"Érick"
Eu fiquei estático por alguns segundos, encarando o envelope pardo em cima da mesa e todos aqueles papéis e fotos que eu havia tirado de dentro dele. A primeira coisa que eu vi? Uma foto da Scarlat no camarim da Infernal de frente para o espelho, ainda sem a peruca azul e vermelha, os cabelos castanhos como os da Lorena caindo pelos seus ombros.
O escritório estava mergulhado em um silêncio sepulcral, quebrado apenas pelo farfalhar das folhas de papel que eu passava. Folhas de papel sulfite com relatórios timbrados da agência de investigação. Fichas financeiras. E fotos. Muitas fotos. Eu conseguia ouvir o som da minha própria respiração, pausada, controlada, mas o sangue nas minhas veias corria depressa, espalhando o veneno pelo meu corpo e causando uma dor lancinante. Era como se eu estivesse morrendo, lenta e dolorosamente.
Meus dedos rígidos tocaram a primeira imagem. Meus olhos arderam. Eu me sentia sufocando, meu peito subindo e descendo rápido, lutando para manter a minha respiração. Eu puxei a foto de lado e olhei a segunda.
Era uma fotografia em alta resolução, tirada na penumbra vermelha e dourada da boate Infernal. Na imagem, uma mulher estava sentada de forma provocante num dos camarotes reservados. Ela usava aquele espartilho que eu me lembrava tão bem e que desenhava suas curvas com uma perfeição pornográfica, a maquiagem perfeita como uma máscara ocultava o seu rosto, e o sorriso escancarado como se debochasse de mim. Scarlat.
Aquela foto parecia ter ganhado vida. Era como se ela olhasse nos meus olhos e risse de mim, do quão idiota eu era. Eu senti o ar sumir dos meus pulmões como se tivesse levado um soco no estômago. O déjà vu que me assombrou quando eu saí do quarto mais cedo... eu de fato já tinha visto aquela imagem antes. Essa era a porra da realidade.
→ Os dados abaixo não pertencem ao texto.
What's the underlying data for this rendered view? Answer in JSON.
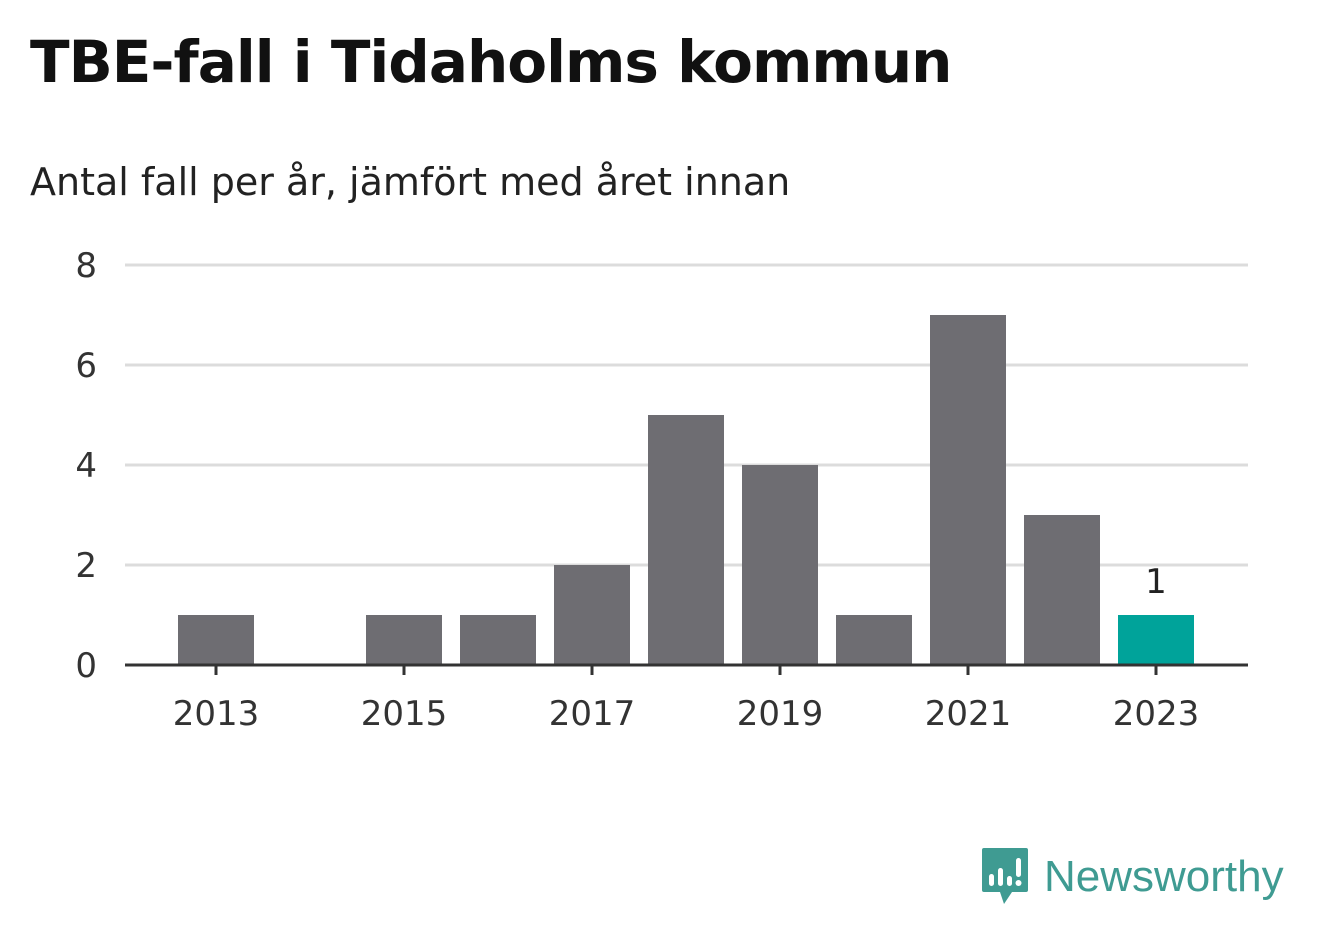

A capetinha que havia me enlouquecido na boate, me levado para o inferno, a mulher misteriosa cujo perfume e garras ficaram cravados na minha memória por meses, que tinha me deixado obcecado... ela não tinha desaparecido como fumaça. Ela estava dormindo na minha cama. Cuidando da minha filha. Se infiltrando na minha empresa.
Eu comecei a passar as fotos, uma a uma, as folhas de papel com uma raiva fervendo dentro de mim. Os relatórios de atendimento da Infernal. O nome de registro civil estava lá, impresso em tinta preta, totalmente legível, sem chance para equívocos, ao lado do pseudônimo: Lorena. Para confirmar o desastre, anexada à ficha, estava a cópia do formulário de admissão da boate, preenchido à mão numa letra apressada. Cada dado dela estava ali.
A Fada. A Scarlat. A babá pura. A acompanhante de luxo. Coco e açúcar mascavo. Absinto. Claro e escuro. Noite e dia. Doce e amargo. Tudo a mesma pessoa. E por que? Qual era a real intenção por trás dessa farsa?
A minha mente de empresário, acostumada a prever golpes de mercado, entrou em colapso completo. Eu não previ o pior gospe que eu poderia levar. Cada sorriso doce da Lorena no café da manhã passou pela minha memória como me retalhasse. A Marcelina... Pandora... fingindo deboche e vigiando os meus inimigos.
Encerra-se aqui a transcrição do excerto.